Buddy throwing a minor tantrum at the idea of leaving, set me on edge. Buddy making Sweetpea cry because he is being bossy about leaving, set me further on edge. Then as I am collecting our large stack of newly checked out books, Buddy whining and demanding my attention, my patience snaps.
Immediately the self-recriminating thoughts set in. We head home. Looking back in the rear view mirror to see little hazel green eyes sadly staring out the back seat window made those awful thoughts grow.
"Why can't you be a more patient mom?"
"He is just a four year old...way to show patience by example."
"Didn't you just say to yourself yesterday that you wanted to live Christ's love to your children?"

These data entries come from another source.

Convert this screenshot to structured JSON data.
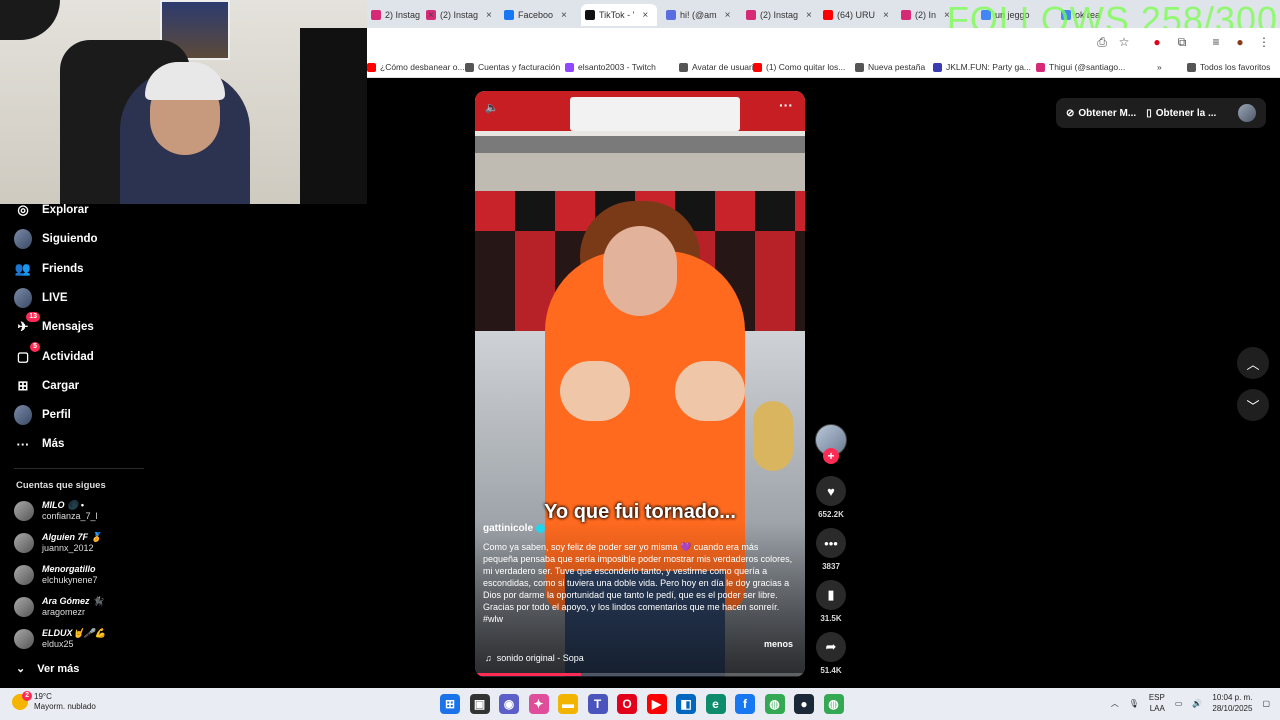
{
  "overlay": {
    "follows_text": "FOLLOWS 258/300"
  },
  "tabs": [
    {
      "label": "2) Instag",
      "color": "#d62976"
    },
    {
      "label": "(2) Instag",
      "color": "#d62976"
    },
    {
      "label": "Faceboo",
      "color": "#1877f2"
    },
    {
      "label": "TikTok - '",
      "color": "#111111"
    },
    {
      "label": "hi! (@am",
      "color": "#5b6ee1"
    },
    {
      "label": "(2) Instag",
      "color": "#d62976"
    },
    {
      "label": "(64) URU",
      "color": "#ff0000"
    },
    {
      "label": "(2) In",
      "color": "#d62976"
    },
    {
      "label": "un jeggo",
      "color": "#4285f4"
    },
    {
      "label": "ok rea",
      "color": "#4285f4"
    }
  ],
  "bookmarks": [
    {
      "label": "¿Cómo desbanear o...",
      "color": "#ff0000"
    },
    {
      "label": "Cuentas y facturación",
      "color": "#555555"
    },
    {
      "label": "elsanto2003 - Twitch",
      "color": "#9146ff"
    },
    {
      "label": "Avatar de usuario",
      "color": "#555555"
    },
    {
      "label": "(1) Como quitar los...",
      "color": "#ff0000"
    },
    {
      "label": "Nueva pestaña",
      "color": "#555555"
    },
    {
      "label": "JKLM.FUN: Party ga...",
      "color": "#3b3bb5"
    },
    {
      "label": "Thigui (@santiago...",
      "color": "#d62976"
    },
    {
      "label": "Todos los favoritos",
      "color": "#555555"
    }
  ],
  "sidebar": {
    "nav": [
      {
        "label": "Explorar",
        "icon": "compass-icon",
        "glyph": "◎",
        "badge": ""
      },
      {
        "label": "Siguiendo",
        "icon": "following-avatar-icon",
        "glyph": "",
        "badge": ""
      },
      {
        "label": "Friends",
        "icon": "friends-icon",
        "glyph": "👥",
        "badge": ""
      },
      {
        "label": "LIVE",
        "icon": "live-avatar-icon",
        "glyph": "",
        "badge": ""
      },
      {
        "label": "Mensajes",
        "icon": "messages-icon",
        "glyph": "✈",
        "badge": "13"
      },
      {
        "label": "Actividad",
        "icon": "activity-icon",
        "glyph": "▢",
        "badge": "5"
      },
      {
        "label": "Cargar",
        "icon": "upload-icon",
        "glyph": "⊞",
        "badge": ""
      },
      {
        "label": "Perfil",
        "icon": "profile-avatar-icon",
        "glyph": "",
        "badge": ""
      },
      {
        "label": "Más",
        "icon": "more-icon",
        "glyph": "···",
        "badge": ""
      }
    ],
    "following_title": "Cuentas que sigues",
    "following": [
      {
        "name": "MILO 🌑 •",
        "handle": "confianza_7_l"
      },
      {
        "name": "Alguien 7F 🏅",
        "handle": "juannx_2012"
      },
      {
        "name": "Menorgatillo",
        "handle": "elchukynene7"
      },
      {
        "name": "Ara Gómez 🐈‍⬛",
        "handle": "aragomezr"
      },
      {
        "name": "ELDUX🤘🎤💪",
        "handle": "eldux25"
      }
    ],
    "see_more": "Ver más"
  },
  "video": {
    "caption_overlay": "Yo que fui tornado...",
    "username": "gattinicole",
    "description": "Como ya saben, soy feliz de poder ser yo misma 💜 cuando era más pequeña pensaba que sería imposible poder mostrar mis verdaderos colores, mi verdadero ser. Tuve que esconderlo tanto, y vestirme como quería a escondidas, como si tuviera una doble vida. Pero hoy en día le doy gracias a Dios por darme la oportunidad que tanto le pedí, que es el poder ser libre. Gracias por todo el apoyo, y los lindos comentarios que me hacen sonreír. #wlw",
    "less_label": "menos",
    "sound": "sonido original - Sopa",
    "progress": 0.32
  },
  "actions": {
    "likes": "652.2K",
    "comments": "3837",
    "saves": "31.5K",
    "shares": "51.4K"
  },
  "top_right": {
    "get_coins": "Obtener M...",
    "get_app": "Obtener la ..."
  },
  "taskbar": {
    "temp": "19°C",
    "weather": "Mayorm. nublado",
    "weather_badge": "2",
    "lang_top": "ESP",
    "lang_bottom": "LAA",
    "time": "10:04 p. m.",
    "date": "28/10/2025",
    "apps": [
      {
        "name": "windows-start-icon",
        "color": "#1a73e8",
        "glyph": "⊞"
      },
      {
        "name": "task-view-icon",
        "color": "#333333",
        "glyph": "▣"
      },
      {
        "name": "chat-icon",
        "color": "#5b5fc7",
        "glyph": "◉"
      },
      {
        "name": "copilot-icon",
        "color": "#e04e9b",
        "glyph": "✦"
      },
      {
        "name": "file-explorer-icon",
        "color": "#f2b400",
        "glyph": "▬"
      },
      {
        "name": "teams-icon",
        "color": "#4b53bc",
        "glyph": "T"
      },
      {
        "name": "opera-icon",
        "color": "#e3001b",
        "glyph": "O"
      },
      {
        "name": "youtube-icon",
        "color": "#ff0000",
        "glyph": "▶"
      },
      {
        "name": "store-icon",
        "color": "#0067c0",
        "glyph": "◧"
      },
      {
        "name": "edge-icon",
        "color": "#0c8c6a",
        "glyph": "e"
      },
      {
        "name": "facebook-icon",
        "color": "#1877f2",
        "glyph": "f"
      },
      {
        "name": "chrome-icon",
        "color": "#34a853",
        "glyph": "◍"
      },
      {
        "name": "steam-icon",
        "color": "#1b2838",
        "glyph": "●"
      },
      {
        "name": "chrome-profile-icon",
        "color": "#34a853",
        "glyph": "◍"
      }
    ]
  }
}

"You are a failure as mom...again."
Dwelling on these thoughts throughout lunch and nap time, made for a long few hours. Then Buddy woke up from nap, and crawled up next to me. He immediately cuddled in against me and I felt it anew. Grace.

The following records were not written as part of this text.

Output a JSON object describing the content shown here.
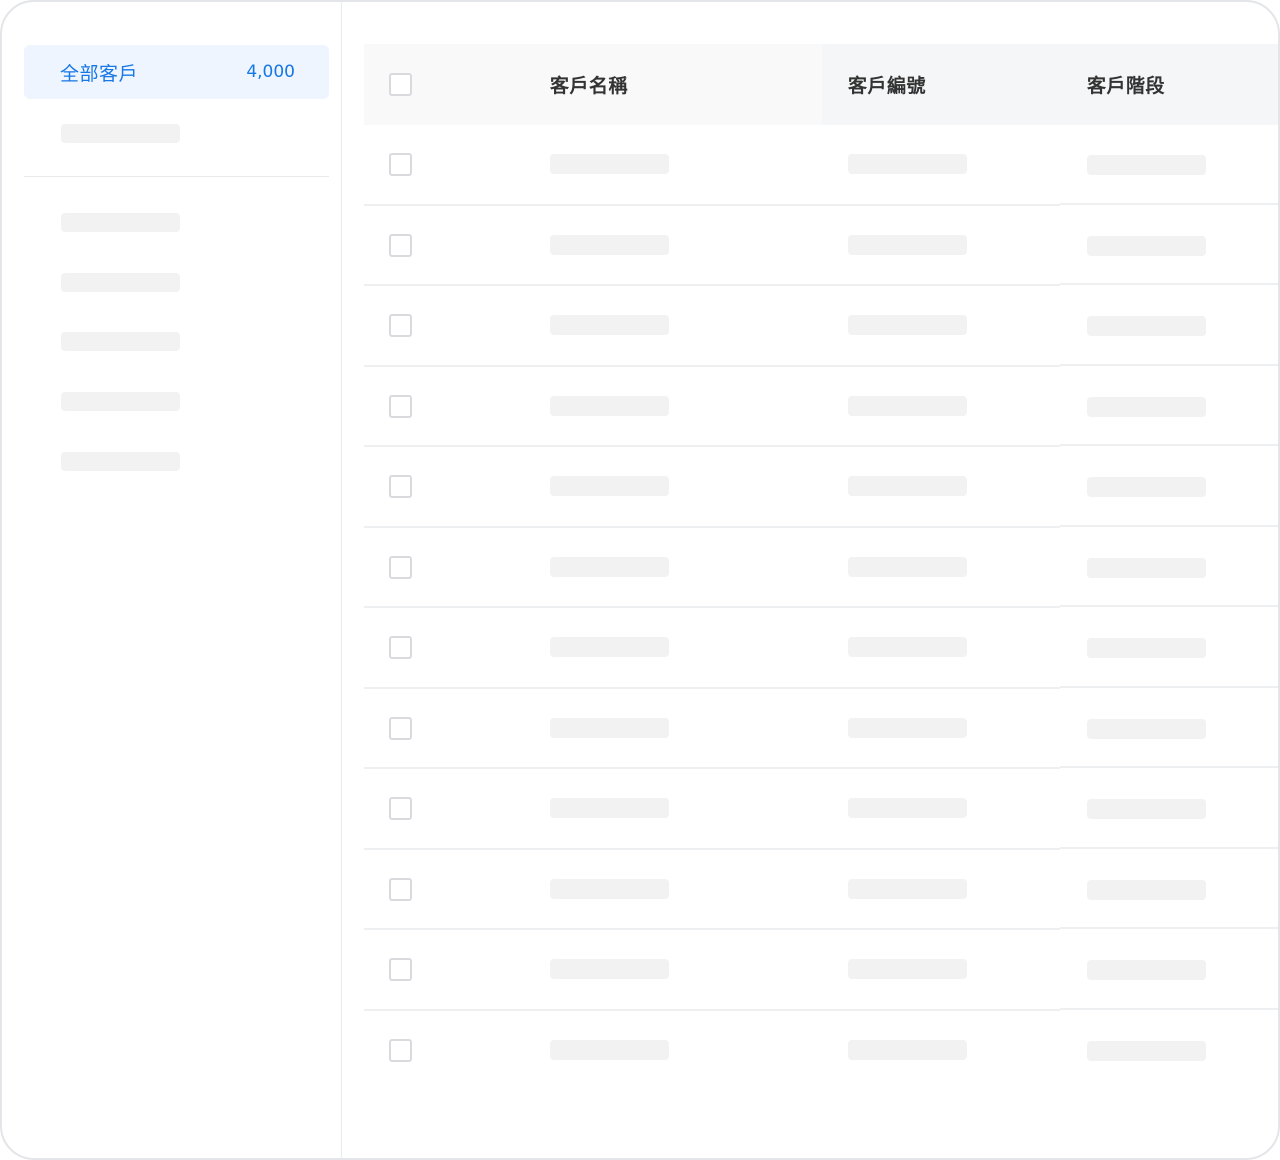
{
  "sidebar": {
    "active_item": {
      "label": "全部客戶",
      "count": "4,000"
    }
  },
  "table": {
    "columns": [
      "客戶名稱",
      "客戶編號",
      "客戶階段"
    ],
    "row_count": 12
  }
}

Grace in the knowledge, that for some unknown reason, this four year old loves his mom. Grace in the ability to move on and have a happy rest of the day. So we do, we begin again and go past the point of frustration. And face the afternoon and evening with happy hearts.
Thank you Father God for grace! For Your grace, when I mess up and fail over and over, is infinitely greater than Buddy's grace. Thank you for allowing me to go through life as Mommy with a new sense of Your undeserved gift of grace.